Page:Augustin - Œuvres complètes, éd. Raulx, tome XII.djvu/279

Le texte de cette page a été corrigé et est conforme au fac-similé.

DE LA DIVINATION DES DÉMONS[1].

Dieu permet que les démons devinent, et qu’il leur soit rendu un certain culte : mais il ne suit pas de là que ces divinations et ce culte soient dans l’ordre. — D’où viennent les divinations des démons. — Pourquoi elles sont quelquefois vraies, et pourquoi elles sont fausses la plupart du temps.

CHAPITRE PREMIER.
À QUELLE OCCASION FUT ÉCRIT CE TRAITÉ. — CE QUE DIEU PERMET N’EST PAS POUR CELA TOUJOURS SELON LA LOI.

1. Un matin, pendant nos saints jours d’octaves[2], un certain nombre de nos frères laïques se trouvaient chez moi réunis au lieu habituel de nos séances, quand la conversation tomba sur notre sainte religion comparée à cette science si présomptueuse des païens, qu’on nous présente comme étonnante et vraiment sérieuse. J’ai cru devoir rédiger par écrit et même compléter les souvenirs que cette conversation m’a laissés.

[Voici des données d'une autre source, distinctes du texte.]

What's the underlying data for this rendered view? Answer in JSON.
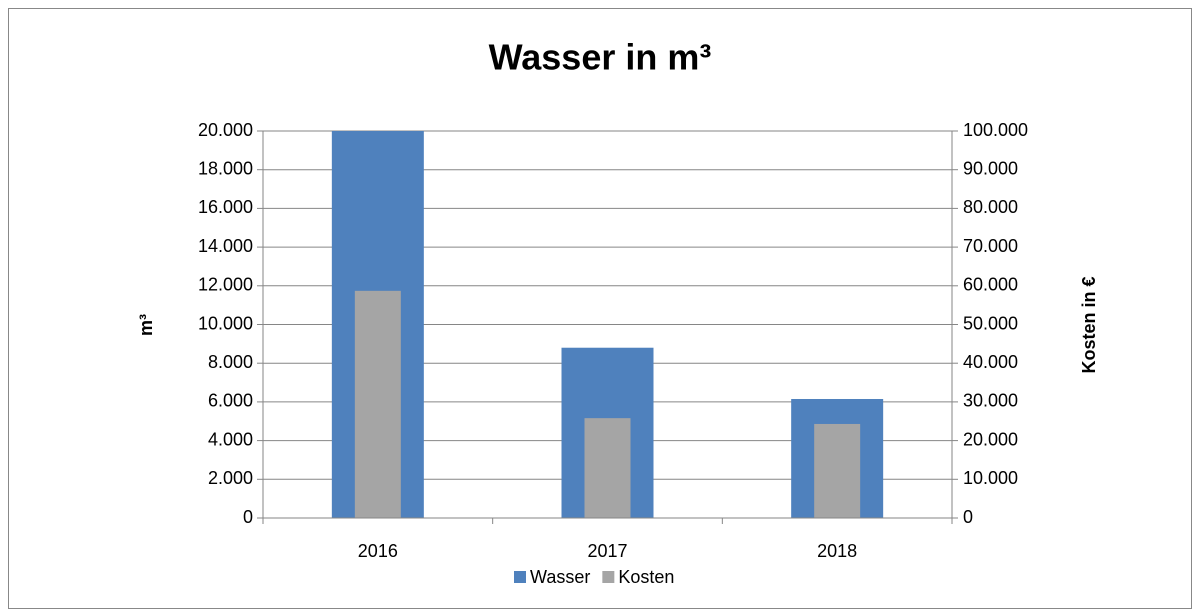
{
  "chart_data": {
    "type": "bar",
    "title": "Wasser in m³",
    "ylabel": "m³",
    "y2label": "Kosten in €",
    "categories": [
      "2016",
      "2017",
      "2018"
    ],
    "series": [
      {
        "name": "Wasser",
        "color": "#4f81bd",
        "values": [
          20000,
          8800,
          6150
        ]
      },
      {
        "name": "Kosten",
        "color": "#a5a5a5",
        "axis": "y2",
        "values": [
          58700,
          25800,
          24300
        ]
      }
    ],
    "ylim": [
      0,
      20000
    ],
    "yticks": [
      0,
      {
        "value": 2000,
        "label": "2.000"
      },
      {
        "value": 4000,
        "label": "4.000"
      },
      {
        "value": 6000,
        "label": "6.000"
      },
      {
        "value": 8000,
        "label": "8.000"
      },
      {
        "value": 10000,
        "label": "10.000"
      },
      {
        "value": 12000,
        "label": "12.000"
      },
      {
        "value": 14000,
        "label": "14.000"
      },
      {
        "value": 16000,
        "label": "16.000"
      },
      {
        "value": 18000,
        "label": "18.000"
      },
      {
        "value": 20000,
        "label": "20.000"
      }
    ],
    "y2lim": [
      0,
      100000
    ],
    "y2ticks": [
      0,
      {
        "value": 10000,
        "label": "10.000"
      },
      {
        "value": 20000,
        "label": "20.000"
      },
      {
        "value": 30000,
        "label": "30.000"
      },
      {
        "value": 40000,
        "label": "40.000"
      },
      {
        "value": 50000,
        "label": "50.000"
      },
      {
        "value": 60000,
        "label": "60.000"
      },
      {
        "value": 70000,
        "label": "70.000"
      },
      {
        "value": 80000,
        "label": "80.000"
      },
      {
        "value": 90000,
        "label": "90.000"
      },
      {
        "value": 100000,
        "label": "100.000"
      }
    ],
    "grid": true,
    "legend": "bottom"
  }
}
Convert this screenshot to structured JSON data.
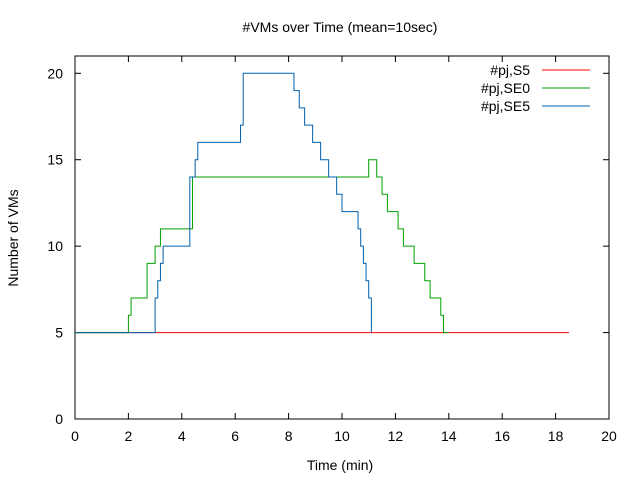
{
  "chart_data": {
    "type": "line",
    "title": "#VMs over Time (mean=10sec)",
    "xlabel": "Time (min)",
    "ylabel": "Number of VMs",
    "xlim": [
      0,
      20
    ],
    "ylim": [
      0,
      21
    ],
    "xticks": [
      0,
      2,
      4,
      6,
      8,
      10,
      12,
      14,
      16,
      18,
      20
    ],
    "yticks": [
      0,
      5,
      10,
      15,
      20
    ],
    "grid": false,
    "legend_position": "top-right",
    "series": [
      {
        "name": "#pj,S5",
        "color": "#ff0000",
        "step": true,
        "x": [
          0,
          18.5
        ],
        "y": [
          5,
          5
        ]
      },
      {
        "name": "#pj,SE0",
        "color": "#00a000",
        "step": true,
        "x": [
          0,
          2.0,
          2.1,
          2.2,
          2.7,
          3.0,
          3.2,
          4.3,
          4.4,
          11.0,
          11.3,
          11.5,
          11.7,
          12.1,
          12.3,
          12.7,
          13.1,
          13.3,
          13.7,
          13.8,
          14.0
        ],
        "y": [
          5,
          6,
          7,
          7,
          9,
          10,
          11,
          11,
          14,
          15,
          14,
          13,
          12,
          11,
          10,
          9,
          8,
          7,
          6,
          5,
          5
        ]
      },
      {
        "name": "#pj,SE5",
        "color": "#0060ad",
        "step": true,
        "x": [
          0,
          3.0,
          3.1,
          3.2,
          3.3,
          3.5,
          4.3,
          4.5,
          4.6,
          6.2,
          6.3,
          8.2,
          8.4,
          8.6,
          8.9,
          9.2,
          9.5,
          9.8,
          10.0,
          10.6,
          10.7,
          10.8,
          10.9,
          11.0,
          11.1
        ],
        "y": [
          5,
          7,
          8,
          9,
          10,
          10,
          14,
          15,
          16,
          17,
          20,
          19,
          18,
          17,
          16,
          15,
          14,
          13,
          12,
          11,
          10,
          9,
          8,
          7,
          5
        ]
      }
    ]
  }
}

Je tairai cependant le nom de mes honorables contradicteurs, bien qu’ils fussent de vrais chrétiens, et que leurs objections eussent plutôt pour but d’arriver à mieux connaître ce qu’il faut répondre aux païens.

On traitait donc de la divination des démons, et l’on prétendait que je ne sais quel individu avait prédit la destruction du temple de Sérapis, qui réellement eut lieu dans la ville d’Alexandrie. — Rien d’étonnant, répondis-je, que les démons aient pu savoir et prédire le renversement de leur temple et de leur idole, ainsi que maints autres faits ; ils l’ont pu dans la mesure où il leur est permis de connaître l’avenir et de l’annoncer.

2. Ainsi, me fut-il aussitôt répliqué, ainsi les divinations de ce genre ne sont point un mal, et Dieu ne les réprouve point ; si elles étaient coupables et mauvaises, ni sa toute-puissance ni sa justice ne les permettraient.

Je répondis : De ce qu’un Dieu tout-puissant et infiniment juste les permet, ce n’est pas, ce semble, une raison pour les déclarer conformes à la justice. Bien d’autres faits sont manifestement injustes, tels que les homicides, les adultères, les vols, les rapines et tous les autres crimes semblables ; bien que certainement ils déplaisent à ce Dieu juste au seul titre de leur injustice, ils n’en arrivent pas moins avec sa permission, par un décret infaillible de sa haute sagesse, qui certes ne leur garantit point l’impunité, mais au contraire prononce la damnation de ceux dont le crime offense sa souveraine justice.

3. Une objection m’attendait : La toute-puissance et la justice de Dieu sont hors de doute ; mais ces sortes de péchés sont purement humains, puisqu’ils ne s’attaquent qu’à la société humaine ; Dieu n’y attache donc pas d’importance au moment où ils se commettent, et c’est pour cela qu’ils peuvent être commis ; car évidemment ils seraient impossibles, sans la tolérance du Tout-Puissant. Quant à ces faits, au contraire, qui blesseraient directement la religion même, on ne croira jamais que Dieu les méprise. Par suite, ils ne peuvent arriver, si Dieu ne les approuve, et l’on ne peut les regarder comme mauvais.

À cette difficulté, j’ai répondu : Dites donc plutôt qu’il les désapprouve aujourd’hui, puisque nous voyons tomber temples et idoles, et que les sacrifices qui ont lieu aujourd’hui, sont punis aussitôt. En effet, comme vous prétendez qu’autrefois il leur a fallu l’approbation de Dieu pour pouvoir se produire, et que par suite ils sont légitimes puisque la souveraine Justice les agrée, ainsi peut-on dire que, s’ils ne lui déplaisaient point, ils n’auraient pas subi cette proscription, cette abolition, ce châtiment. Ainsi, enfin, supposé qu’autrefois

  1. Écrit entre l’an 406 et l’an 411.
  2. D’autres passages du saint Docteur font mention des octaves solennelles de Pâques, Voir le sermon CCLX.